The general tendency has been towards an increase in the proportion of females. For the thirteen years preceding, from 1886 to 1898,[95] out of a total immigration at the port of New York of 251,623 Jewish adults, 147,053, or 58.4 per cent, were males, and 104,570, or 41.6 per cent, were females. The proportion of males is here somewhat higher than that for the period from 1899 to 1910. The difference is, however, relatively small. The tendency, previously noted, towards the increase in the proportion of females is found here. The greater relative diminution of the males in the later years—in 1894 reaching the point where there were more females—is even striking.
Turning to a consideration of the ages of the Jewish immigrants, we learn that, between 1899 and 1910, 267,656, or practically one-fourth of all the Jewish immigrants, were children under fourteen years.[96] The large part that is taken in the Jewish immigration by the children is apparent.
Here, again, 1904 and 1905 represent periods of great increase in the immigration of those between fourteen and forty-four years.

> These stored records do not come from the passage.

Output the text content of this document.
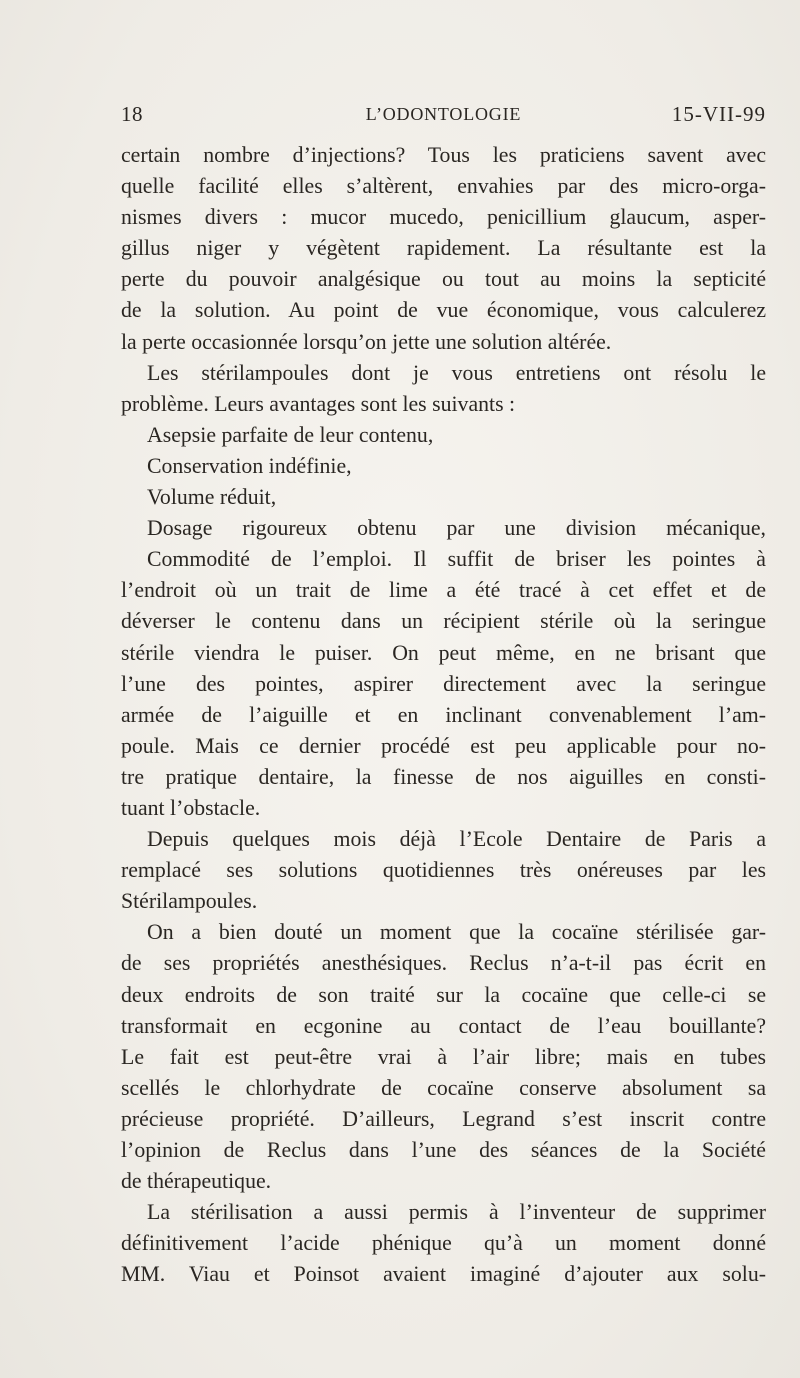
18	L’ODONTOLOGIE	15-VII-99
certain nombre d’injections? Tous les praticiens savent avec
quelle facilité elles s’altèrent, envahies par des micro-orga-
nismes divers : mucor mucedo, penicillium glaucum, asper-
gillus niger y végètent rapidement. La résultante est la
perte du pouvoir analgésique ou tout au moins la septicité
de la solution. Au point de vue économique, vous calculerez
la perte occasionnée lorsqu’on jette une solution altérée.
Les stérilampoules dont je vous entretiens ont résolu le
problème. Leurs avantages sont les suivants :
Asepsie parfaite de leur contenu,
Conservation indéfinie,
Volume réduit,
Dosage rigoureux obtenu par une division mécanique,
Commodité de l’emploi. Il suffit de briser les pointes à
l’endroit où un trait de lime a été tracé à cet effet et de
déverser le contenu dans un récipient stérile où la seringue
stérile viendra le puiser. On peut même, en ne brisant que
l’une des pointes, aspirer directement avec la seringue
armée de l’aiguille et en inclinant convenablement l’am-
poule. Mais ce dernier procédé est peu applicable pour no-
tre pratique dentaire, la finesse de nos aiguilles en consti-
tuant l’obstacle.
Depuis quelques mois déjà l’Ecole Dentaire de Paris a
remplacé ses solutions quotidiennes très onéreuses par les
Stérilampoules.
On a bien douté un moment que la cocaïne stérilisée gar-
de ses propriétés anesthésiques. Reclus n’a-t-il pas écrit en
deux endroits de son traité sur la cocaïne que celle-ci se
transformait en ecgonine au contact de l’eau bouillante?
Le fait est peut-être vrai à l’air libre; mais en tubes
scellés le chlorhydrate de cocaïne conserve absolument sa
précieuse propriété. D’ailleurs, Legrand s’est inscrit contre
l’opinion de Reclus dans l’une des séances de la Société
de thérapeutique.
La stérilisation a aussi permis à l’inventeur de supprimer
définitivement l’acide phénique qu’à un moment donné
MM. Viau et Poinsot avaient imaginé d’ajouter aux solu-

As was the case with the females, the proportion of children in the immigration is at its greatest in the year 1906, by far the largest part of the increase for this year being children, thus giving a significant indication of the extent and literalness of the flight from Russia in this year of pogroms.[97] In the thirteen years preceding, from 1886 to 1898, of the 380,278 Jewish immigrants that entered the port of New York for this period, 128,655, or 33.8 per cent, were children under sixteen years of age.[98] A steady increase in the latter years is noted in the proportion of children, which harmonizes with a similar tendency noted of the females for the same period.

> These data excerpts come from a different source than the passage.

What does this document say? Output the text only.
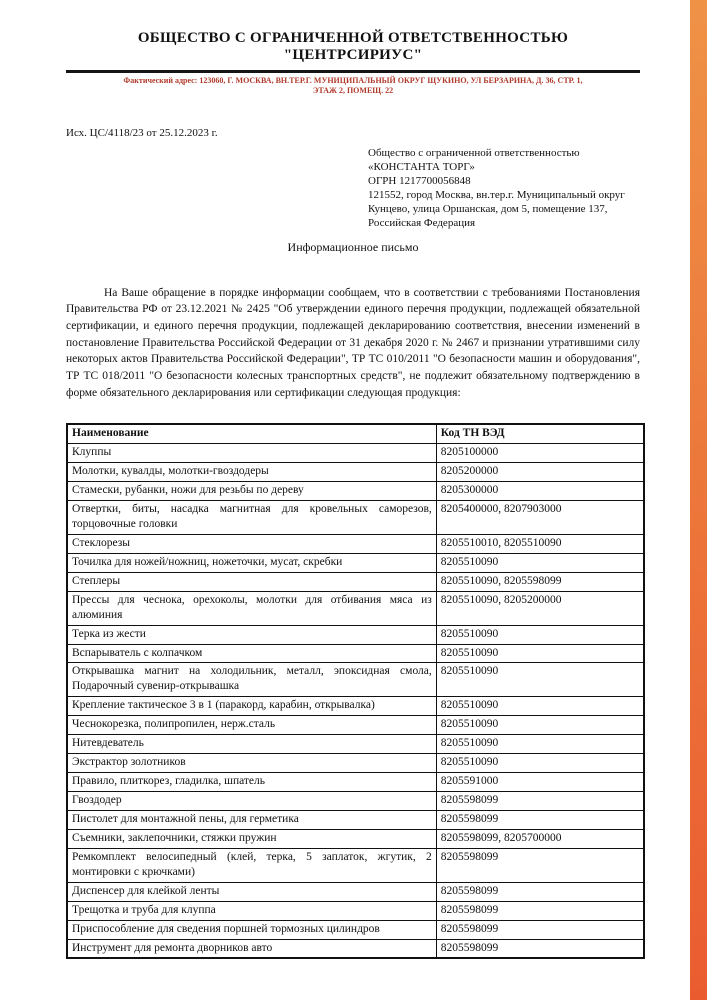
ОБЩЕСТВО С ОГРАНИЧЕННОЙ ОТВЕТСТВЕННОСТЬЮ
"ЦЕНТРСИРИУС"
Фактический адрес: 123060, Г. МОСКВА, ВН.ТЕР.Г. МУНИЦИПАЛЬНЫЙ ОКРУГ ЩУКИНО, УЛ БЕРЗАРИНА, Д. 36, СТР. 1,
ЭТАЖ 2, ПОМЕЩ. 22
Исх. ЦС/4118/23 от 25.12.2023 г.
Общество с ограниченной ответственностью
«КОНСТАНТА ТОРГ»
ОГРН 1217700056848
121552, город Москва, вн.тер.г. Муниципальный округ
Кунцево, улица Оршанская, дом 5, помещение 137,
Российская Федерация
Информационное письмо
На Ваше обращение в порядке информации сообщаем, что в соответствии с требованиями Постановления Правительства РФ от 23.12.2021 № 2425 "Об утверждении единого перечня продукции, подлежащей обязательной сертификации, и единого перечня продукции, подлежащей декларированию соответствия, внесении изменений в постановление Правительства Российской Федерации от 31 декабря 2020 г. № 2467 и признании утратившими силу некоторых актов Правительства Российской Федерации", ТР ТС 010/2011 "О безопасности машин и оборудования", ТР ТС 018/2011 "О безопасности колесных транспортных средств", не подлежит обязательному подтверждению в форме обязательного декларирования или сертификации следующая продукция:
Наименование	Код ТН ВЭД
Клуппы	8205100000
Молотки, кувалды, молотки-гвоздодеры	8205200000
Стамески, рубанки, ножи для резьбы по дереву	8205300000
Отвертки, биты, насадка магнитная для кровельных саморезов, торцовочные головки	8205400000, 8207903000
Стеклорезы	8205510010, 8205510090
Точилка для ножей/ножниц, ножеточки, мусат, скребки	8205510090
Степлеры	8205510090, 8205598099
Прессы для чеснока, орехоколы, молотки для отбивания мяса из алюминия	8205510090, 8205200000
Терка из жести	8205510090
Вспарыватель с колпачком	8205510090
Открывашка магнит на холодильник, металл, эпоксидная смола, Подарочный сувенир-открывашка	8205510090
Крепление тактическое 3 в 1 (паракорд, карабин, открывалка)	8205510090
Чеснокорезка, полипропилен, нерж.сталь	8205510090
Нитевдеватель	8205510090
Экстрактор золотников	8205510090
Правило, плиткорез, гладилка, шпатель	8205591000
Гвоздодер	8205598099
Пистолет для монтажной пены, для герметика	8205598099
Съемники, заклепочники, стяжки пружин	8205598099, 8205700000
Ремкомплект велосипедный (клей, терка, 5 заплаток, жгутик, 2 монтировки с крючками)	8205598099
Диспенсер для клейкой ленты	8205598099
Трещотка и труба для клуппа	8205598099
Приспособление для сведения поршней тормозных цилиндров	8205598099
Инструмент для ремонта дворников авто	8205598099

That these facts reveal a family movement of considerable size, there is no question. They become truly significant when comparison is made with the proportions of the females and the children in the general immigration and with those of the peoples of which it is composed.
A comparison of the proportion of males and females in the total and the Jewish immigration from 1899 to 1910 shows that for the entire period the percentage of females in the Jewish was much higher than in the total immigration, 43.4 per cent of the Jewish immigration being females as compared with 30.5 per cent of the total.[99] The percentage of females in the Jewish immigration was higher for every year from 1899 to 1910.
While the percentage of males in the total immigration was above 70 per cent in five years, the percentage of males in the Jewish immigration was less than 60 per cent in all but two years, 1904 and 1905, when it rose to 61.2 per cent and 63.2 per cent. The latter, which represents the highest point in the percentage of males in the Jewish immigration, was smaller than the percentage of males in the total immigration for every year but 1899. In other words the maximum percentage of males in the Jewish and the minimum percentage in the total immigration practically coincide.